A hive of the Melipona fasciculata, which I saw opened, contained about two quarts of pleasant-tasting liquid honey. The bees, as already remarked, have no sting, but they bite furiously when their colonies are disturbed. The Indian who plundered the hive was completely covered by them; they took a particular fancy to the hair of his head, and fastened on it by hundreds. I found forty-five species of these bees in different parts of the country; the largest was half an inch in length; the smallest were extremely minute, some kinds being not more than one-twelfth of an inch in size. These tiny fellows are often very troublesome in the woods, on account of their familiarity, for they settle on one’s face and hands, and, in crawling about, get into the eyes and mouth, or up the nostrils.
The broad expansion of the hind shanks of bees is applied in some species to other uses besides the conveyance of clay and pollen.

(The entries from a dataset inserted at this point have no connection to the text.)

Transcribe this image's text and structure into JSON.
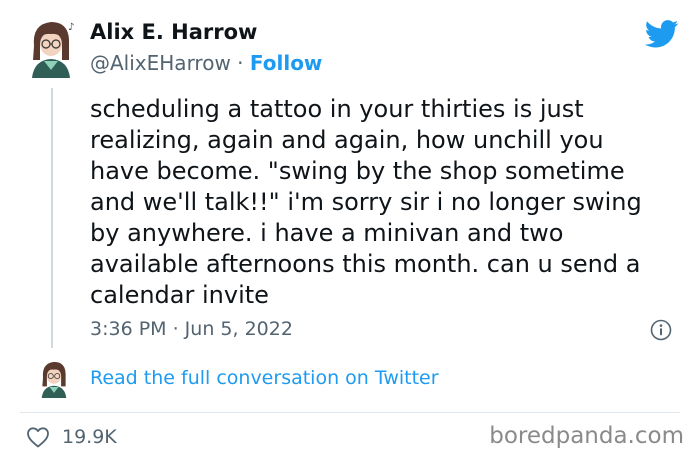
{
  "author": {
    "name": "Alix E. Harrow",
    "handle": "@AlixEHarrow",
    "separator": "·",
    "follow_label": "Follow"
  },
  "tweet": {
    "text": "scheduling a tattoo in your thirties is just\nrealizing, again and again, how unchill you\nhave become. \"swing by the shop sometime\nand we'll talk!!\" i'm sorry sir i no longer swing\nby anywhere. i have a minivan and two\navailable afternoons this month. can u send a\ncalendar invite",
    "timestamp": "3:36 PM · Jun 5, 2022"
  },
  "conversation_link": "Read the full conversation on Twitter",
  "likes": {
    "count": "19.9K"
  },
  "watermark": "boredpanda.com",
  "icons": {
    "brand": "twitter-bird-icon",
    "info": "info-icon",
    "like": "heart-icon"
  },
  "colors": {
    "accent": "#1d9bf0",
    "text": "#0f1419",
    "secondary": "#536471"
  }
}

The female of the handsome golden and black Euglossa Surinamensis has this palette of very large size. This species builds its solitary nest also in crevices of walls or trees; but it closes up the chink with fragments of dried leaves and sticks cemented together, instead of clay. It visits the caju trees, and gathers with its hind legs a small quantity of the gum which exudes from their trunks. To this it adds the other materials required from the neighbouring bushes, and when laden flies off to its nest.